Some of these interactions can be positive – established wind-farms can potentially be areas of protection for marine life, for the enhancement of fish stocks and for local aquaculture to provide food. Some can be negative – wind farm arrays can interfere with the navigation of ships potentially endangering lives in the event of a collision, as well as increasing fuel consumption and costs to avoid the newly installed shipping hazards.
Also to be considered are the cumulative and interactive impacts on marine ecosystems of increasing deployment of offshore wind turbines, and in the future of wave and tidal energy devices, both with each other and with other uses of our seas. And then there can be the unanticipated public response to the deployment of energy infrastructure (fracking comes to mind here), where we still have little primary data to understand the motivations that lead to negative responses.
It doesn’t help that researchers consider the positive and negative impacts of marine renewable energy through the blurry lens of our limited information on this fast developing seascape. Our key source of knowledge of environmental impacts should be statutory monitoring, but much of it is inadequate and/or the results are not freely available for researchers, such that our rate of gain in knowledge of impacts is much slower than the speed of deployment.

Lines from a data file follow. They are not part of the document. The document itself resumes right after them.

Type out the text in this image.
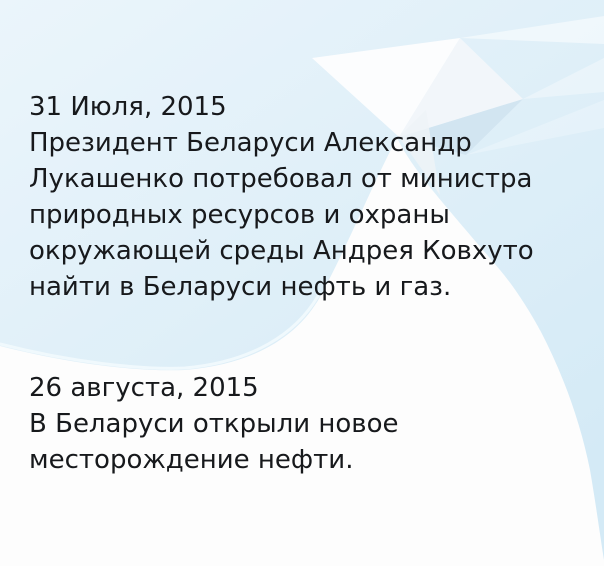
31 Июля, 2015
Президент Беларуси Александр
Лукашенко потребовал от министра
природных ресурсов и охраны
окружающей среды Андрея Ковхуто
найти в Беларуси нефть и газ.
26 августа, 2015
В Беларуси открыли новое
месторождение нефти.
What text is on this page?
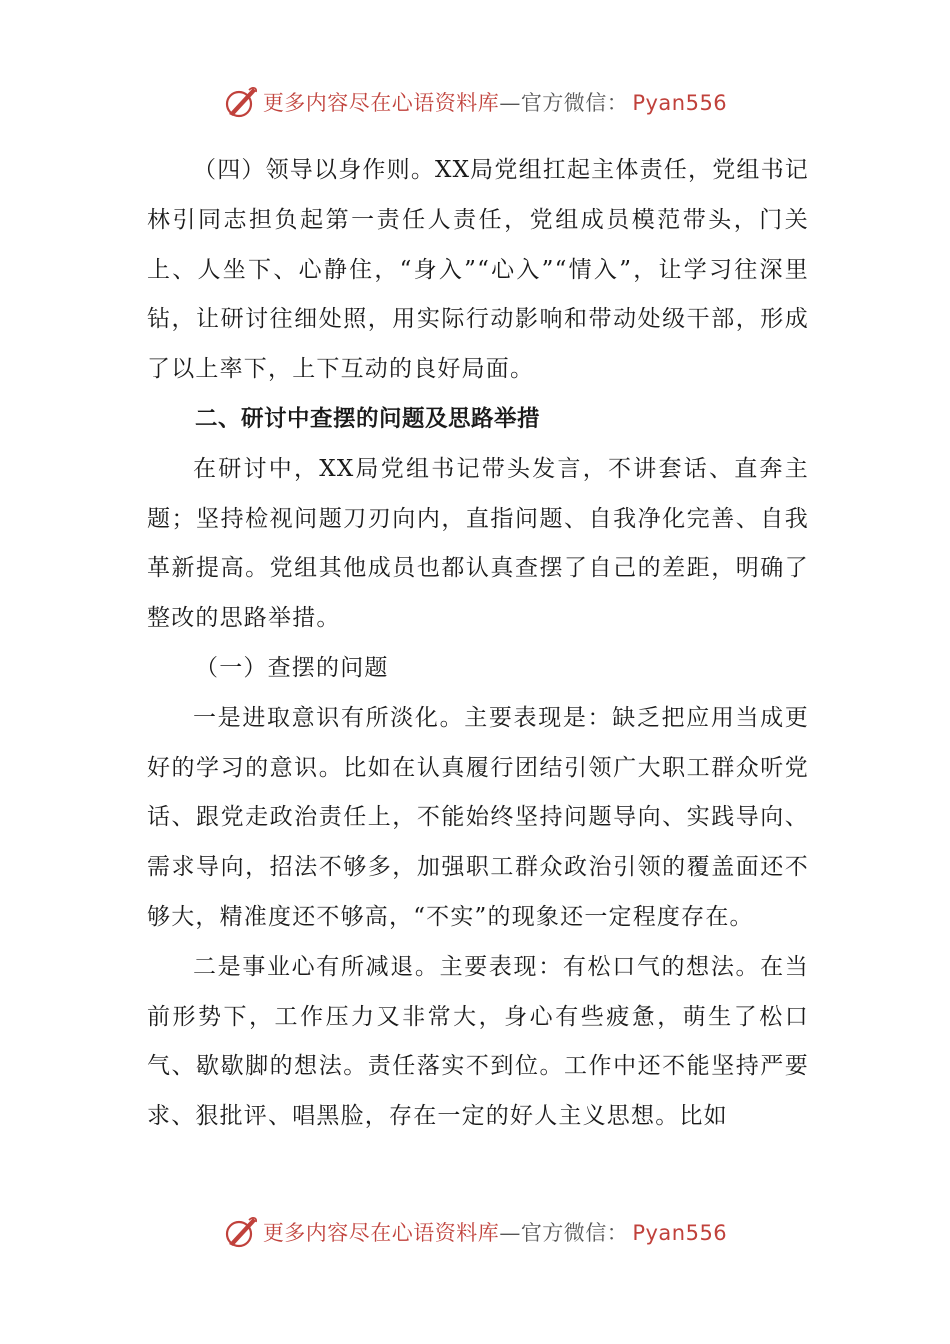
更多内容尽在心语资料库—官方微信： Pyan556

（四）领导以身作则。XX局党组扛起主体责任，党组书记林引同志担负起第一责任人责任，党组成员模范带头，门关上、人坐下、心静住，“身入”“心入”“情入”，让学习往深里钻，让研讨往细处照，用实际行动影响和带动处级干部，形成了以上率下，上下互动的良好局面。

二、研讨中查摆的问题及思路举措

在研讨中，XX局党组书记带头发言，不讲套话、直奔主题；坚持检视问题刀刃向内，直指问题、自我净化完善、自我革新提高。党组其他成员也都认真查摆了自己的差距，明确了整改的思路举措。

（一）查摆的问题

一是进取意识有所淡化。主要表现是：缺乏把应用当成更好的学习的意识。比如在认真履行团结引领广大职工群众听党话、跟党走政治责任上，不能始终坚持问题导向、实践导向、需求导向，招法不够多，加强职工群众政治引领的覆盖面还不够大，精准度还不够高，“不实”的现象还一定程度存在。

二是事业心有所减退。主要表现：有松口气的想法。在当前形势下，工作压力又非常大，身心有些疲惫，萌生了松口气、歇歇脚的想法。责任落实不到位。工作中还不能坚持严要求、狠批评、唱黑脸，存在一定的好人主义思想。比如

更多内容尽在心语资料库—官方微信： Pyan556
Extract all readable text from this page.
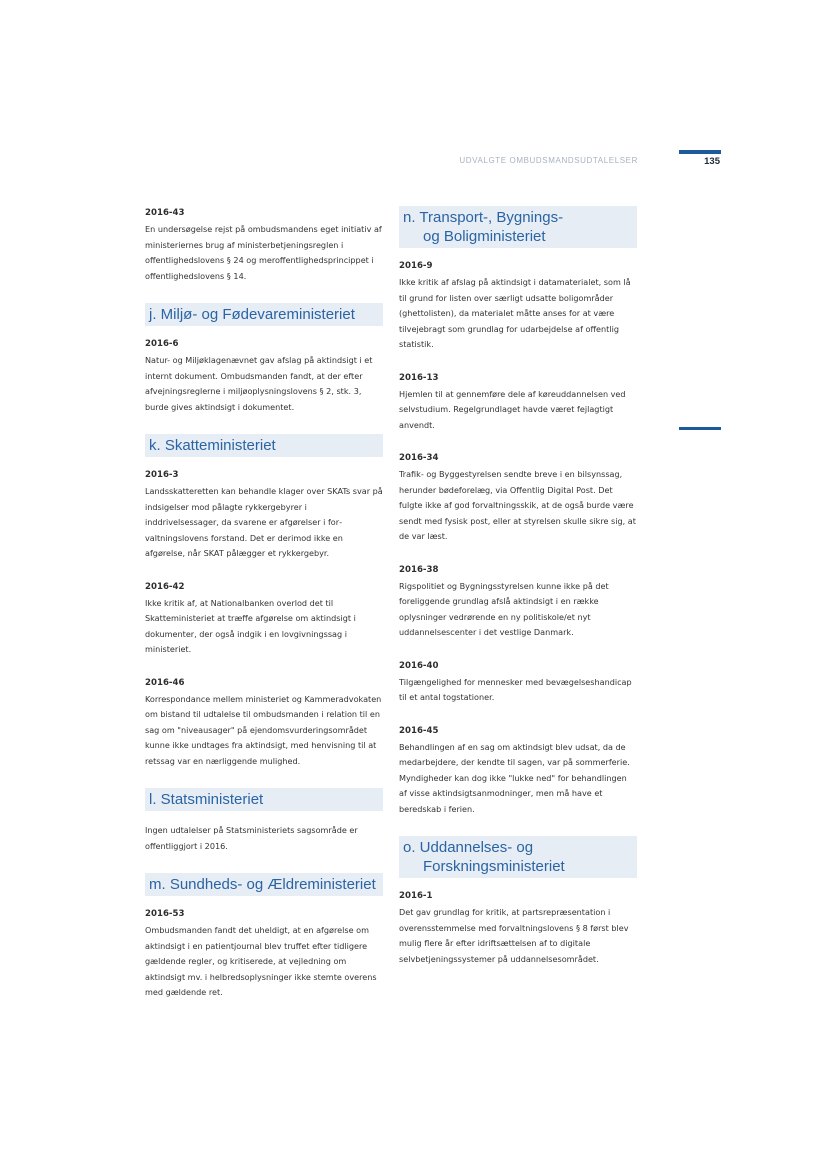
UDVALGTE OMBUDSMANDSUDTALELSER	135

2016-43

En undersøgelse rejst på ombudsmandens eget initiativ af ministeriernes brug af ministerbetjeningsreglen i offentlighedslovens § 24 og meroffentlighedsprincippet i offentlighedslovens § 14.

j. Miljø- og Fødevareministeriet

2016-6

Natur- og Miljøklagenævnet gav afslag på aktindsigt i et internt dokument. Ombudsmanden fandt, at der efter afvejningsreglerne i miljøoplysningslovens § 2, stk. 3, burde gives aktindsigt i dokumentet.

k. Skatteministeriet

2016-3

Landsskatteretten kan behandle klager over SKATs svar på indsigelser mod pålagte rykkergebyrer i inddrivelsessager, da svarene er afgørelser i forvaltningslovens forstand. Det er derimod ikke en afgørelse, når SKAT pålægger et rykkergebyr.

2016-42

Ikke kritik af, at Nationalbanken overlod det til Skatteministeriet at træffe afgørelse om aktindsigt i dokumenter, der også indgik i en lovgivningssag i ministeriet.

2016-46

Korrespondance mellem ministeriet og Kammeradvokaten om bistand til udtalelse til ombudsmanden i relation til en sag om "niveausager" på ejendomsvurderingsområdet kunne ikke undtages fra aktindsigt, med henvisning til at retssag var en nærliggende mulighed.

l. Statsministeriet

Ingen udtalelser på Statsministeriets sagsområde er offentliggjort i 2016.

m. Sundheds- og Ældreministeriet

2016-53

Ombudsmanden fandt det uheldigt, at en afgørelse om aktindsigt i en patientjournal blev truffet efter tidligere gældende regler, og kritiserede, at vejledning om aktindsigt mv. i helbredsoplysninger ikke stemte overens med gældende ret.

n. Transport-, Bygnings-
og Boligministeriet

2016-9

Ikke kritik af afslag på aktindsigt i datamaterialet, som lå til grund for listen over særligt udsatte boligområder (ghettolisten), da materialet måtte anses for at være tilvejebragt som grundlag for udarbejdelse af offentlig statistik.

2016-13

Hjemlen til at gennemføre dele af køreuddannelsen ved selvstudium. Regelgrundlaget havde været fejlagtigt anvendt.

2016-34

Trafik- og Byggestyrelsen sendte breve i en bilsynssag, herunder bødeforelæg, via Offentlig Digital Post. Det fulgte ikke af god forvaltningsskik, at de også burde være sendt med fysisk post, eller at styrelsen skulle sikre sig, at de var læst.

2016-38

Rigspolitiet og Bygningsstyrelsen kunne ikke på det foreliggende grundlag afslå aktindsigt i en række oplysninger vedrørende en ny politiskole/et nyt uddannelsescenter i det vestlige Danmark.

2016-40

Tilgængelighed for mennesker med bevægelseshandicap til et antal togstationer.

2016-45

Behandlingen af en sag om aktindsigt blev udsat, da de medarbejdere, der kendte til sagen, var på sommerferie. Myndigheder kan dog ikke "lukke ned" for behandlingen af visse aktindsigtsanmodninger, men må have et beredskab i ferien.

o. Uddannelses- og
Forskningsministeriet

2016-1

Det gav grundlag for kritik, at partsrepræsentation i overensstemmelse med forvaltningslovens § 8 først blev mulig flere år efter idriftsættelsen af to digitale selvbetjeningssystemer på uddannelsesområdet.
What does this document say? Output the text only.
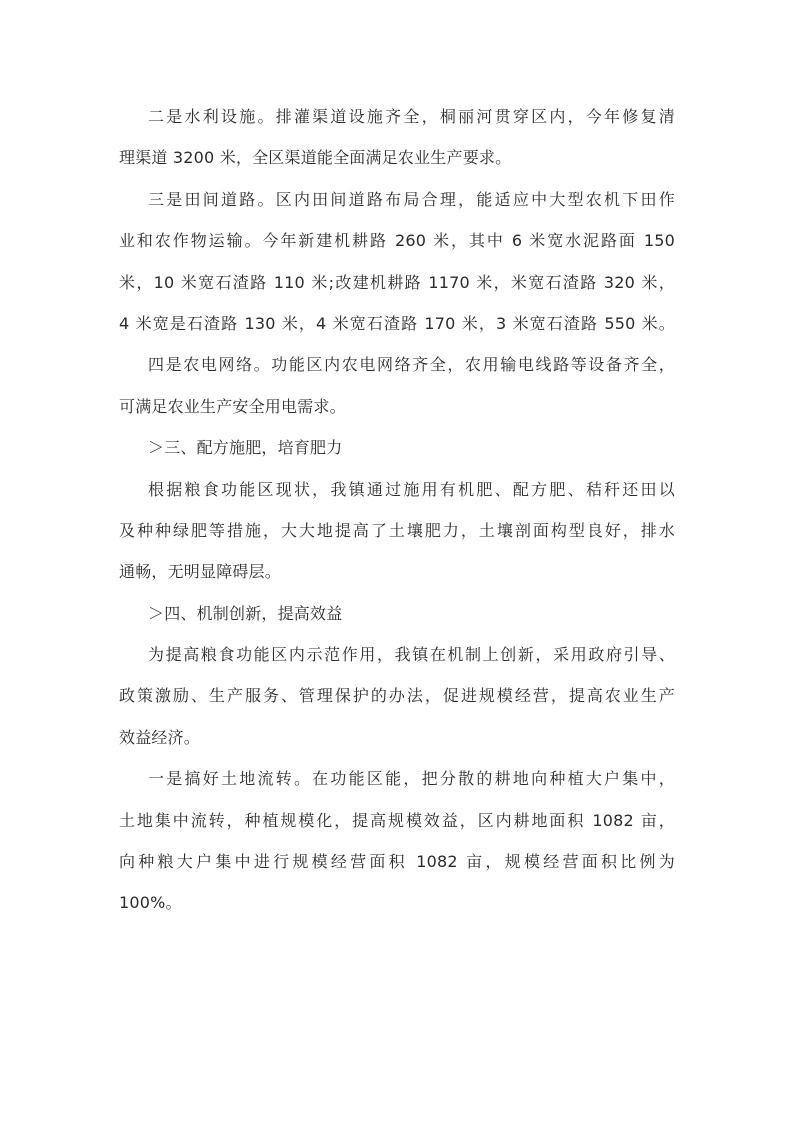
二是水利设施。排灌渠道设施齐全，桐丽河贯穿区内，今年修复清
理渠道 3200 米，全区渠道能全面满足农业生产要求。
三是田间道路。区内田间道路布局合理，能适应中大型农机下田作
业和农作物运输。今年新建机耕路 260 米，其中 6 米宽水泥路面 150
米，10 米宽石渣路 110 米;改建机耕路 1170 米，米宽石渣路 320 米，
4 米宽是石渣路 130 米，4 米宽石渣路 170 米，3 米宽石渣路 550 米。
四是农电网络。功能区内农电网络齐全，农用输电线路等设备齐全，
可满足农业生产安全用电需求。
＞三、配方施肥，培育肥力
根据粮食功能区现状，我镇通过施用有机肥、配方肥、秸秆还田以
及种种绿肥等措施，大大地提高了土壤肥力，土壤剖面构型良好，排水
通畅，无明显障碍层。
＞四、机制创新，提高效益
为提高粮食功能区内示范作用，我镇在机制上创新，采用政府引导、
政策激励、生产服务、管理保护的办法，促进规模经营，提高农业生产
效益经济。
一是搞好土地流转。在功能区能，把分散的耕地向种植大户集中，
土地集中流转，种植规模化，提高规模效益，区内耕地面积 1082 亩，
向种粮大户集中进行规模经营面积 1082 亩，规模经营面积比例为
100%。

Our clarity of understanding the impacts of renewable energy on marine ecosystems, on different industries and on the public, is not unlike the clarity of view you get when you stick your head underwater in the sea, open your eyes and try to make out the details of the different fish and seaweed that are all about you.
I have always loved complex problems and issues, and I have always loved the sea and its marine life. For me the research challenges associated with marine renewable energy are complex and important. Energy security and increasing the proportion of low-carbon energy supply are vital, but so are many of the other services provided by our seas.
Marine planners are rising to these challenges and so must the research community to support them, ensuring that the decisions they, and others, must make are based on the best available evidence and understanding.
Dr Melanie Austen is Head of Science for ‘Sea and Society’ at Plymouth Marine Laboratory. She is also a Co-Director at the UK Energy Research Centre (UKERC), leading the Energy and Environment theme.